Ben Bergman is the newsroom's senior finance reporter. Previously he was a senior business reporter and host at KPCC, a senior producer at Gimlet Media, a producer at NPR's Morning Edition, and produced two investigative documentaries for KCET. He has been a frequent on-air contributor to business coverage on NPR and Marketplace and has written for The New York Times and Columbia Journalism Review. Ben was a 2017-2018 Knight-Bagehot Fellow in Economic and Business Journalism at Columbia Business School. In his free time, he enjoys skiing, playing poker, and cheering on The Seattle Seahawks.

With Eye on LA, Putin Advocate-Turned-VC Raises Second Fund

The world of venture capital is filled with interesting characters, and Masha Drokova is certainly one of them.

Born and raised in impoverished rural Russia, Drokova was a pro-Putin youth activist who led a Kremlin-backed group that intimidated opposition figures. In 2014, she immigrated to the U.S. where she started doing public relations for startups like Hotel Tonight and Houzz. And then in 2017, she became a VC starting Day One Ventures in San Francisco.

The firm is announcing the close of its $50 million second fund Tuesday, which is more than the double the size of its first fund. The majority of the capital comes from tech founders hailing from more than 10 countries, according to Drokova.


In a recent interview, the 31-year-old Drokova said it has been nearly a decade since she's lived in Russia. She says she no longer follows the country's politics and has no opinion about President Vladimir Putin. She says her background has never hindered her ability to make deals.

"I left politics when I was 18 or 19," Drokova said. "I think smart people understand I was a kid and that was just part of my experience and learning."

Drokova is more eager to talk about her firm, which uses her PR expertise to improve companies that she calls "consumer obsessed." Day One gets its name from Jeff Bezos' famed 2016 shareholder letter where he decrees companies should avoid stasis at all cost and always embody the mentality of a hungry startup just beginning.

Drokova says scrappy startup founders should empathize with her story.

"I grew up in a small town in Russia where the average salary is $200 a month and in a way it's a journey similar to something that early-stage entrepreneurs have to go through as they start a new company," Drokova said. "I haven't gone to Stanford.
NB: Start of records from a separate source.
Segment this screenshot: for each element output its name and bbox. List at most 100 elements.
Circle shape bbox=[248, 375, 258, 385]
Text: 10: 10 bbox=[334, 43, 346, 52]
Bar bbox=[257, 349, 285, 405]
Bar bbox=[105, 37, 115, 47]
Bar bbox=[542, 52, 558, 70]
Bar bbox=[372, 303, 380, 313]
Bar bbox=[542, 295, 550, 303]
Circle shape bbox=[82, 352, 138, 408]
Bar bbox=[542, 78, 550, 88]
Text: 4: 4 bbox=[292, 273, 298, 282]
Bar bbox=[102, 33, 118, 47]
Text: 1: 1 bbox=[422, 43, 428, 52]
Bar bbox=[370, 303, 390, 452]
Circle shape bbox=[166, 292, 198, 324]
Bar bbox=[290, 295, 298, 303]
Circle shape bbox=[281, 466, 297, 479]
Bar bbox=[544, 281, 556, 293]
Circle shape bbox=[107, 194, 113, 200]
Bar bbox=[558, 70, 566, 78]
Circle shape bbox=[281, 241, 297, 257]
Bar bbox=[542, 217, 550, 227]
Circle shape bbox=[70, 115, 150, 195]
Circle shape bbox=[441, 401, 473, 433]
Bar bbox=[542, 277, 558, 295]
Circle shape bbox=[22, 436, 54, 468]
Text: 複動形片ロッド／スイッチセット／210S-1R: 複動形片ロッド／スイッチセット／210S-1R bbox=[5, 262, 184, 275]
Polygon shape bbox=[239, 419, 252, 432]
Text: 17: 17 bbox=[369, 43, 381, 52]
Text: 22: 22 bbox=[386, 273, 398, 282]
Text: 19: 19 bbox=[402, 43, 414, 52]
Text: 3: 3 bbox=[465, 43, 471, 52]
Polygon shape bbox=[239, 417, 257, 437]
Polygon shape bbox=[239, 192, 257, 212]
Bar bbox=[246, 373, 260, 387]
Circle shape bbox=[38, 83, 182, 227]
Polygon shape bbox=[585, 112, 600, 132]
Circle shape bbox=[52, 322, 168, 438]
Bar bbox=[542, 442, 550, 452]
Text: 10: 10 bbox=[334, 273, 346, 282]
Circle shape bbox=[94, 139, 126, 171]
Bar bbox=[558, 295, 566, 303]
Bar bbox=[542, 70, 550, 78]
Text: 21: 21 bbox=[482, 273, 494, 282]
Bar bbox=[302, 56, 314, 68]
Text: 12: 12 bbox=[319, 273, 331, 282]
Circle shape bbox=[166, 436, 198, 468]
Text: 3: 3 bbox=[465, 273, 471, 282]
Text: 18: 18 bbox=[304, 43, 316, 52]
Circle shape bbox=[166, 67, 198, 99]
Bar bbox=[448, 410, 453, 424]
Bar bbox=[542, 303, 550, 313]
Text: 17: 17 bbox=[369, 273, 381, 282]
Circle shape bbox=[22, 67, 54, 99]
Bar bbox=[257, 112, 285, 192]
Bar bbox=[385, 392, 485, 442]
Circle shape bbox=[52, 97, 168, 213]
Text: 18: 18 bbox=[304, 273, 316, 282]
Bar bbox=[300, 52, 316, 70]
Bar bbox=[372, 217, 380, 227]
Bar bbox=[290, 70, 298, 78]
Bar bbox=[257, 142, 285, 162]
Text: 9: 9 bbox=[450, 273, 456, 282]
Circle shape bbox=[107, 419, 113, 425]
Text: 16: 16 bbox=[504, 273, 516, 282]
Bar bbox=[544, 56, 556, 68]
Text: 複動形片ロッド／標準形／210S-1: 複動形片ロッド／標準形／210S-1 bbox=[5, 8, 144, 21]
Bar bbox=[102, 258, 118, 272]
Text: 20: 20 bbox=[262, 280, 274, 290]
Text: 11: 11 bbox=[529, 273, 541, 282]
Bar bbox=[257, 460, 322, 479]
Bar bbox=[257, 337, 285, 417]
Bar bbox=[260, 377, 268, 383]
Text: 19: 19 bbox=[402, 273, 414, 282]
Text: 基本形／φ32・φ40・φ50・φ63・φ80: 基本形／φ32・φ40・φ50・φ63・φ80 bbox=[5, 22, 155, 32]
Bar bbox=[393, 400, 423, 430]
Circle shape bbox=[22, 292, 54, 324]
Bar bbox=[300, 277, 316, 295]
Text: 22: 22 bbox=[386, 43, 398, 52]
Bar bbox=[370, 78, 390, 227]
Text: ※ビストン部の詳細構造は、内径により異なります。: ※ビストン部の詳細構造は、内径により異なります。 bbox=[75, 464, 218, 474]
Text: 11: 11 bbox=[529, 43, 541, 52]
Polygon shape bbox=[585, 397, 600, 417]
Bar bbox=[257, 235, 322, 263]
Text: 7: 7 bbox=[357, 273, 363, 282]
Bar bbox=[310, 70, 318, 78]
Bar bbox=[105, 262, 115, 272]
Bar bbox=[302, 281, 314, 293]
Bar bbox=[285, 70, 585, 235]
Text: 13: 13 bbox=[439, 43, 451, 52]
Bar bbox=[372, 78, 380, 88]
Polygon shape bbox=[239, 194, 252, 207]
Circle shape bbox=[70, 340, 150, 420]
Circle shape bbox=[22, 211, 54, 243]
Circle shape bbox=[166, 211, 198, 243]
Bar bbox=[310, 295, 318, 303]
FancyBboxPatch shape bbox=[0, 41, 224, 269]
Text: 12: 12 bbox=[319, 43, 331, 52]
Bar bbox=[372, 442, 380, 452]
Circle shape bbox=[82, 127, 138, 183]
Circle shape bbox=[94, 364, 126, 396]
I wasn't working for Google or Facebook. And it proves that America is a country of opportunity, because even with this noncommercial background, I managed to create the firm that invested in a number of very successful, fast-growing companies alongside the top VCs."

In April, Day One Ventures hired Drake Austin Rehfeld, a former Snap product lead, as an L.A.-based principal.

Drokova says L.A. companies are often a good match for the firm's consumer focus.

"We like that they have close touch with consumers because you can do lots of experiments with consumers and big companies like Snapchat created a good foundation," she said. "I think it's also a very diverse city, which creates opportunities to start companies that have more inclusive products."

Though Day One Ventures is based in San Francisco, about 15% of the dozens of startups it has backed are based in Los Angeles. Standouts include Snafu, which uses AI to predict which artists will break out, Octi, which uses AR to create a social shopping experience, and Yumi, a child nutrition company.

"It's rare to find investors who fundamentally understand the value of storytelling," said Evelyn Rusli, co-founder and president of Yumi, explaining why she accepted funding from Day One Ventures. "They were immediately helpful and great to work with."

When asked what she thought of Drokova's past, Rusli seemed taken aback by the question. After a pause, she declined to comment.